On Friday, standing alongside Johnson in London, Chancellor Olaf Scholz said Germany will stop using Russian coal by the summer and oil by the end of 2022.

Significantly, Zelenskiy did not refer to a halt to imports of Russian gas in his statement last night. With their dependence on Russian imports, European countries have been hesitant to set a timetable for reduction and cutoff, and supplies have remained at about the same level as before the Russian invasion on February 24.

Scholz did not back up Johnson’s claim that Germany will stop importing Russian gas by the middle of 2024. He said only that goal will be achieved “very soon”.

As attention shift to eastern Ukraine after the Russian withdrawal from much of the north, Zelenskiy said Ukrainians are ready for any offensive.
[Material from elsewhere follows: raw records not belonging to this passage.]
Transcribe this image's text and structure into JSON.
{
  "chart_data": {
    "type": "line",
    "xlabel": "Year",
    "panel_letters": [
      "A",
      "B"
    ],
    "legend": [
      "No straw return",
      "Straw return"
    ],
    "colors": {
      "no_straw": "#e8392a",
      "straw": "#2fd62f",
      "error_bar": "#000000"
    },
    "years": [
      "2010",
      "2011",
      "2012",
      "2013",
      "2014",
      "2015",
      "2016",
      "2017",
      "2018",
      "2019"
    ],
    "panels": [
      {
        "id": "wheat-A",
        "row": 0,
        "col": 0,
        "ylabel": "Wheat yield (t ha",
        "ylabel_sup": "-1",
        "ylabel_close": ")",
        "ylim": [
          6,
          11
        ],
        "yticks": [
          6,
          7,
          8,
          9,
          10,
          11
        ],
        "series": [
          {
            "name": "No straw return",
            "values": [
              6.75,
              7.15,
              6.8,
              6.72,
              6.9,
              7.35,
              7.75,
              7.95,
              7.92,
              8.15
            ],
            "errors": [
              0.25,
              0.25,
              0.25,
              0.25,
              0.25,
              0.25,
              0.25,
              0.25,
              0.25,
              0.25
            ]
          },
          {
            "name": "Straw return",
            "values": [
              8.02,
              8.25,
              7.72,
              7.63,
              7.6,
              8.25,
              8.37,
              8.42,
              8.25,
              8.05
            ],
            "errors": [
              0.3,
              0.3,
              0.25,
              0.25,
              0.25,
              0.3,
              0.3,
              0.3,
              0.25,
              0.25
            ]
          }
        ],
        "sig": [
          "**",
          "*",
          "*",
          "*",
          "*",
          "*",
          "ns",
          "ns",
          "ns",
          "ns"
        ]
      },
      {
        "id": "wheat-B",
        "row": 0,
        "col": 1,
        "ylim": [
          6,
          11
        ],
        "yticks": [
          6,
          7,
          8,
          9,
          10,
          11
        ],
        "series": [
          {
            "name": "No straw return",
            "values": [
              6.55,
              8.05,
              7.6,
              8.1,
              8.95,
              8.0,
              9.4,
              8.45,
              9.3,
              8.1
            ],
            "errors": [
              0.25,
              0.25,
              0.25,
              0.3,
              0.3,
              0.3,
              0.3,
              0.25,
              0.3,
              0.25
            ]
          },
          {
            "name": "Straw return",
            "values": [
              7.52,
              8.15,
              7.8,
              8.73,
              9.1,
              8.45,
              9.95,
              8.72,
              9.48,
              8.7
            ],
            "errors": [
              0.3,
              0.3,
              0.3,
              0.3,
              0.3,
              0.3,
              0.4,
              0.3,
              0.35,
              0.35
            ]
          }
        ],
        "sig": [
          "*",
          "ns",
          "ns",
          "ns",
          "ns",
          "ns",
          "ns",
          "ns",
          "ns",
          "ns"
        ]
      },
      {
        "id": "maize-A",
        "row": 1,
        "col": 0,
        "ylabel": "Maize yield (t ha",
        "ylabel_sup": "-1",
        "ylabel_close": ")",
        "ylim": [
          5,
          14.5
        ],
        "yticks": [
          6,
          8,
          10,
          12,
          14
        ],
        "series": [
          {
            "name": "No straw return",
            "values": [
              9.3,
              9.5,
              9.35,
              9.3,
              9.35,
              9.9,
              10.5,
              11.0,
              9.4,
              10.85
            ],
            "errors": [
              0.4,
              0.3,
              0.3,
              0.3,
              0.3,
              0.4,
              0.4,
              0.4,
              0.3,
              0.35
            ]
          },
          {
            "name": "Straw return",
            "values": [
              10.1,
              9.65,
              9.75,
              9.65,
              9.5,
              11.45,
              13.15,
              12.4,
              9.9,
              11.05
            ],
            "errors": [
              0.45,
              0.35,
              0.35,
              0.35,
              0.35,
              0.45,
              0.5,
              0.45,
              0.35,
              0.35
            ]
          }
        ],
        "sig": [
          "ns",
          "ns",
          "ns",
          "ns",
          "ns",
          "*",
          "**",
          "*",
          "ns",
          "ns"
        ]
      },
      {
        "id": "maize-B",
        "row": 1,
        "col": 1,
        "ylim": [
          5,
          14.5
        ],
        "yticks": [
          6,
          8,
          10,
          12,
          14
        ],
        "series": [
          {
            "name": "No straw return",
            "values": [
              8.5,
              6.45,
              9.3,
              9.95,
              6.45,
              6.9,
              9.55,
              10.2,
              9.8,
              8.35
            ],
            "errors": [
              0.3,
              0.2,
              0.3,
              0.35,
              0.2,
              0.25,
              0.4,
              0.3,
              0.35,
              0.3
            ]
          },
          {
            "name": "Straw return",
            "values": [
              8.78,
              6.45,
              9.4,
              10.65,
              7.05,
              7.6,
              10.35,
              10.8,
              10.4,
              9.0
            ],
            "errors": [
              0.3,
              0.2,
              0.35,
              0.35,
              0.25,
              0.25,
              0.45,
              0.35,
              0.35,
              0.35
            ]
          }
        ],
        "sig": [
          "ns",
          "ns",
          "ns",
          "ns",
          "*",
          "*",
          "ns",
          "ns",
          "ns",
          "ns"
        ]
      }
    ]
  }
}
This will be a hard battle; we believe in this fight and our vi

The Ukraine military said it thwarted eight Russian attacks in the Donetsk and Luhansk regions on Saturday. It claimed the destruction of four tanks, eight other armoured vehicles, and 13 air targets including three aircraft, one helicopter, five UAVs, and four winged missiles.

Following Russia’s mass killing of at least 52 civilians in Friday’s missile strike on the Kramatorsk railway station, five more people were slain in shelling on Saturday, according to the governor of the Donetsk region.

A school and a high-rise apartment building were shelled in the city of Sievierodonetsk in the Luhansk region on Sunday morning. Several apartments were burned out and residents were evacuated.

Luhansk regional governor Serhiy Gardai says residents must evacuate because of the Russian bombardment and the possibility of a ground offensive. He said about 30% of residents remain in the region’s cities, towns, and villages despite instructions since Wednesday to leave.

Russian forces prevented buses from evacuating civilians in three eastern cities on Saturday, breaching an agreement brokered by the Red Cross. More than 4,000 people were evacuated through other corridors.